NORMALLY, I am reasonably immune to Gothic horror, probably because I am all too reasonable in the first place: there just aren’t ghouls and bogies, so what’s the point pretending? So all credit to Claire Kilroy, young Irish author of The Devil I Know, that the extract she read wormed its way a long way past my normally sceptical consciousness.

Why? Maybe because she refused to say what the two characters – aristocratic narrator Tristram and old schoolfriend-turned-builder Dessie – were fleeing from. All she revealed was that they had been putting together a vast property deal outside Dublin when they saw something that petrified them.

We join them in their truck, tormenting each other with stories about the Devil, and the way if you catch his face on the other side of a fire – “a white man but his face was black. And shiny. And greasy” – you wouldn’t make it through to the morning. The road ahead is dark, and in the cab, there is only the glow of a GPS which doesn’t register where they are. There’s no Saint Christopher medal on the dashboard. You wonder if it would have helped.

And though all of this was effectively done, the dialogue sharp, the comedy credibly black, perhaps there’s another reason why I found it so devilishly convincing. Because the supernatural, Kilroy explained, wasn’t really the point, just a way of capturing what it felt like to live in a country that had itself turned itself into a dark fantasy of greed, where the roar of the Celtic Tiger had sucked up the old Irish values.

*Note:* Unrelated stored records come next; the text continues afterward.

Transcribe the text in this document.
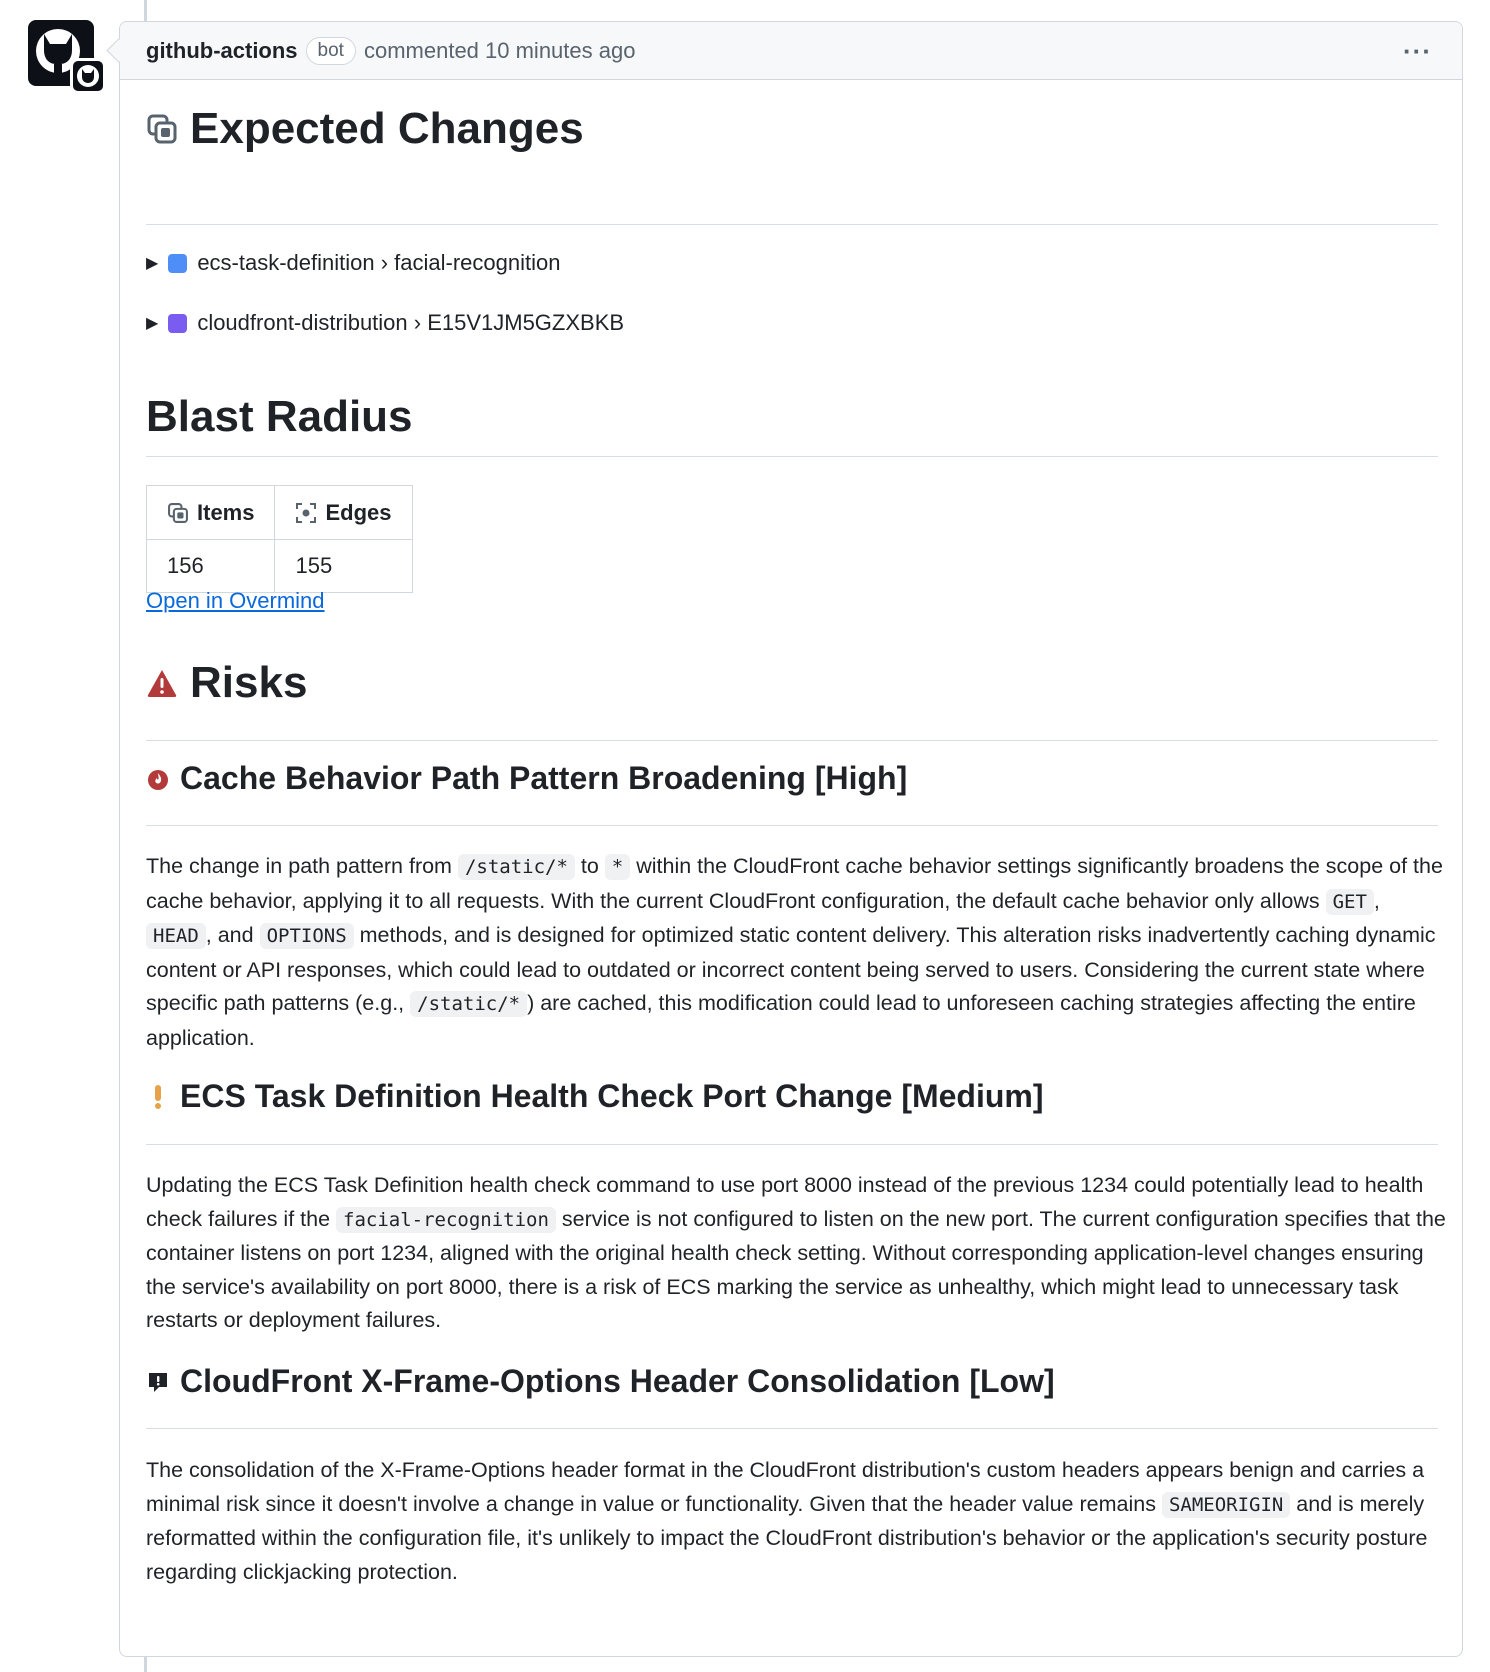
github-actions	bot commented 10 minutes ago	···
Expected Changes
▶ ecs-task-definition › facial-recognition
▶ cloudfront-distribution › E15V1JM5GZXBKB
Blast Radius
Items	Edges

156	155
Open in Overmind
Risks
Cache Behavior Path Pattern Broadening [High]

The change in path pattern from /static/* to * within the CloudFront cache behavior settings significantly broadens the scope of the cache behavior, applying it to all requests. With the current CloudFront configuration, the default cache behavior only allows GET , HEAD , and OPTIONS methods, and is designed for optimized static content delivery. This alteration risks inadvertently caching dynamic content or API responses, which could lead to outdated or incorrect content being served to users. Considering the current state where specific path patterns (e.g., /static/* ) are cached, this modification could lead to unforeseen caching strategies affecting the entire application.

ECS Task Definition Health Check Port Change [Medium]

Updating the ECS Task Definition health check command to use port 8000 instead of the previous 1234 could potentially lead to health check failures if the facial-recognition service is not configured to listen on the new port. The current configuration specifies that the container listens on port 1234, aligned with the original health check setting. Without corresponding application-level changes ensuring the service's availability on port 8000, there is a risk of ECS marking the service as unhealthy, which might lead to unnecessary task restarts or deployment failures.

CloudFront X-Frame-Options Header Consolidation [Low]

The consolidation of the X-Frame-Options header format in the CloudFront distribution's custom headers appears benign and carries a minimal risk since it doesn't involve a change in value or functionality. Given that the header value remains SAMEORIGIN and is merely reformatted within the configuration file, it's unlikely to impact the CloudFront distribution's behavior or the application's security posture regarding clickjacking protection.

“There has been a lot of non-fiction about how all that happened,” she pointed out. “It’s only now beginning to filter out what it felt like at the time.” The Devil as metaphor for market forces stalking the land, mad property deal by mad property deal, leaving people frightened and ashamed at what they had unleashed? I can believe in that.

Adam Thorpe has made often made similar experiments with form and narrative structure, so it was intriguing to hear him explain why, in his latest novel – Flight – he has opted for the more conventional territory of the thriller.

After spending three years on a new translation of Madame Bovary, he explained, he wanted to fulfil his contract with a slim novel with a small cast. Instead, he found he had ended up with an action-packed novel about a freight cargo pilot on the run – on a Hebridean island not unlike Vatersay – from people who want to kill him because he had found out rather too much about the cargo he had been flying around the world.

Sounds conventional? Perhaps in outline it is, but the extract Thorpe read was credibly detailed (it helps that his father used to be a PanAm pilot), engagingly written, and even though his Buchanesque protagonist didn’t have much poetry in his soul, there were occasional flashes in the text to remind the reader that as well as being a fine novelist, he first burst into print as a poet.